Most individuals (at least 3 out of every 4) are going to be denied the first time they apply for SSDI or SSI benefits for a number of reasons. It could be due to a lack of sufficient medical evidence or that you listed numerous emotional, mental, or physical impairments rather than one major condition. Or, it could just be the fact that the adjudicator or judge has so many claims on his docket that he just randomly selected yours with numerous and denied it in order to lighten his work load and save time.

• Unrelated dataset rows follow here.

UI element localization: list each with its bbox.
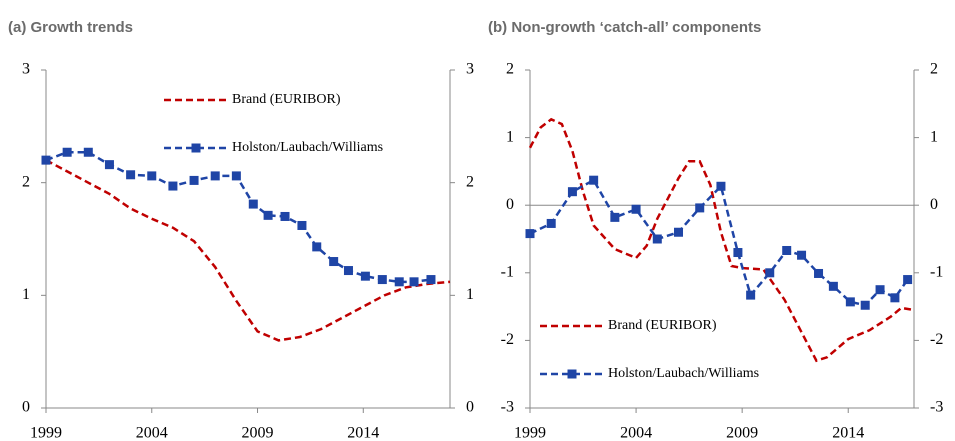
series-marker <box>147 171 157 181</box>
series-marker <box>409 277 419 287</box>
y-tick-label: 0 <box>506 196 514 213</box>
series-marker <box>104 160 114 170</box>
x-tick-label: 2014 <box>347 425 379 441</box>
x-tick-label: 1999 <box>514 425 546 441</box>
series-marker <box>845 297 855 307</box>
y-tick-label: 3 <box>22 61 30 78</box>
series-marker <box>695 203 705 213</box>
y-tick-label-right: -1 <box>930 263 943 280</box>
series-marker <box>189 175 199 185</box>
series-marker <box>716 181 726 191</box>
y-tick-label: -3 <box>501 399 514 416</box>
series-marker <box>360 271 370 281</box>
series-marker <box>312 242 322 252</box>
series-marker <box>126 170 136 180</box>
x-tick-label: 2009 <box>726 425 758 441</box>
series-marker <box>248 199 258 209</box>
y-tick-label-right: 1 <box>930 128 938 145</box>
x-tick-label: 2009 <box>242 425 274 441</box>
y-tick-label-right: -2 <box>930 331 943 348</box>
chart-title: (a) Growth trends <box>8 19 133 36</box>
series-marker <box>525 229 535 239</box>
series-marker <box>231 171 241 181</box>
y-tick-label: 1 <box>22 286 30 303</box>
series-marker <box>797 250 807 260</box>
series-marker <box>733 248 743 258</box>
series-marker <box>631 204 641 214</box>
series-marker <box>567 187 577 197</box>
series-marker <box>210 171 220 181</box>
series-line <box>529 178 909 307</box>
series-line <box>45 159 451 342</box>
series-marker <box>168 181 178 191</box>
series-marker <box>828 281 838 291</box>
y-tick-label: -2 <box>501 331 514 348</box>
y-tick-label-right: 3 <box>466 61 474 78</box>
series-line <box>45 150 432 284</box>
series-marker <box>860 300 870 310</box>
series-marker <box>746 290 756 300</box>
legend-marker <box>567 369 577 379</box>
series-marker <box>903 275 913 285</box>
series-marker <box>546 218 556 228</box>
y-tick-label: 2 <box>506 61 514 78</box>
series-marker <box>297 220 307 230</box>
series-marker <box>814 268 824 278</box>
legend-label: Holston/Laubach/Williams <box>232 140 383 155</box>
series-marker <box>875 285 885 295</box>
legend-label: Brand (EURIBOR) <box>232 92 341 107</box>
x-tick-label: 2004 <box>620 425 652 441</box>
series-line <box>528 117 915 363</box>
series-marker <box>62 147 72 157</box>
legend-marker <box>191 143 201 153</box>
y-tick-label: 0 <box>22 399 30 416</box>
series-marker <box>263 210 273 220</box>
y-tick-label-right: 0 <box>466 399 474 416</box>
y-tick-label-right: 1 <box>466 286 474 303</box>
series-marker <box>765 268 775 278</box>
series-marker <box>41 155 51 165</box>
series-marker <box>343 266 353 276</box>
y-tick-label-right: -3 <box>930 399 943 416</box>
y-tick-label: 1 <box>506 128 514 145</box>
series-marker <box>890 293 900 303</box>
y-tick-label-right: 2 <box>930 61 938 78</box>
y-tick-label: -1 <box>501 263 514 280</box>
series-marker <box>426 275 436 285</box>
series-marker <box>377 275 387 285</box>
series-marker <box>610 212 620 222</box>
x-tick-label: 2014 <box>832 425 864 441</box>
series-marker <box>782 245 792 255</box>
legend-label: Holston/Laubach/Williams <box>608 366 759 381</box>
series-marker <box>674 227 684 237</box>
y-tick-label-right: 2 <box>466 173 474 190</box>
x-tick-label: 2004 <box>136 425 168 441</box>
series-marker <box>280 211 290 221</box>
y-tick-label: 2 <box>22 173 30 190</box>
y-tick-label-right: 0 <box>930 196 938 213</box>
series-marker <box>329 257 339 267</box>
legend-label: Brand (EURIBOR) <box>608 318 717 333</box>
series-marker <box>589 175 599 185</box>
series-marker <box>394 277 404 287</box>
x-tick-label: 1999 <box>30 425 62 441</box>
chart-title: (b) Non-growth ‘catch-all’ components <box>488 19 761 36</box>
series-marker <box>83 147 93 157</box>
series-marker <box>652 234 662 244</box>
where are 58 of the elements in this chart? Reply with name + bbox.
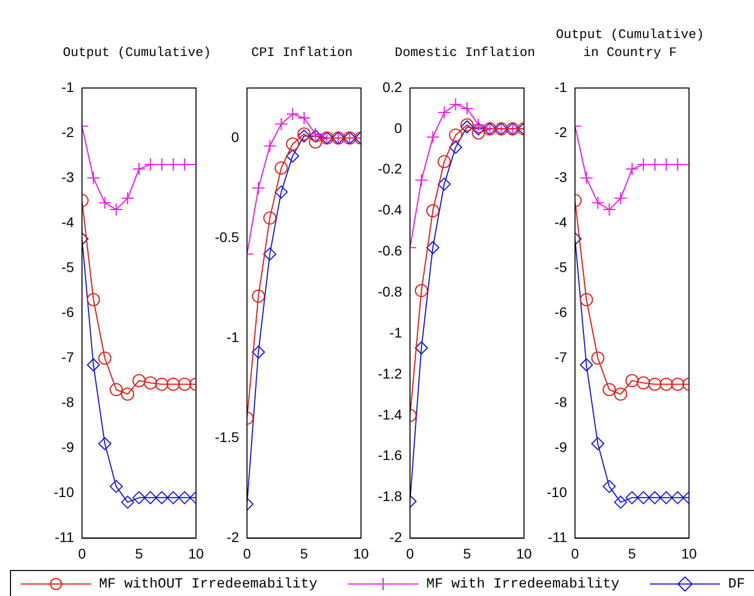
- x-tick-label: 10: [188, 545, 204, 562]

Don’t be discouraged if you are one of the 75% that gets denied right out of the chute because you have up to 4 opportunities to appeal denials. If you search the FAQ’s here on our site, you will see an article entitled “My claim was denied. Why?” you will find out the primary reasons that your initial application was denied. This will give you an idea of how to prepare for an appeals hearing at every appeals stage that could occur. Here are some further suggestions on how you can prepare for an ensuing SSDI benefits appeals hearing.

The most important consideration of any SSDI or SSI case is being able to prove that your condition is valid and that you cannot work as a result of it. Therefore, it is extremely critical that you always accumulate the most current medical evidence regarding your case as possible. Any additional medical records that you can round up will always help your case in any event.

You will most likely be notified of when your hearing is scheduled within 20 to 30 days of when you need to appear so that doesn’t give you much time to gather up the most current medical records relative to your claim. Don’t procrastinate on this. When you receive these records, make two copies of each document – 1 for you, 1 for your attorney, and 1 for the court. Just as a precautionary measure, making a few more copies of these documents is a good idea.

Another component of the preparation process that you should consider is obtaining any supportive documents that your doctor has completed relative to your particular case. You will also want to obtain medical records relative to your claim that other doctors in the past have treated you for. The bottom line is that you can never be over prepared for any SSDI claims hearing that you may have to deal with.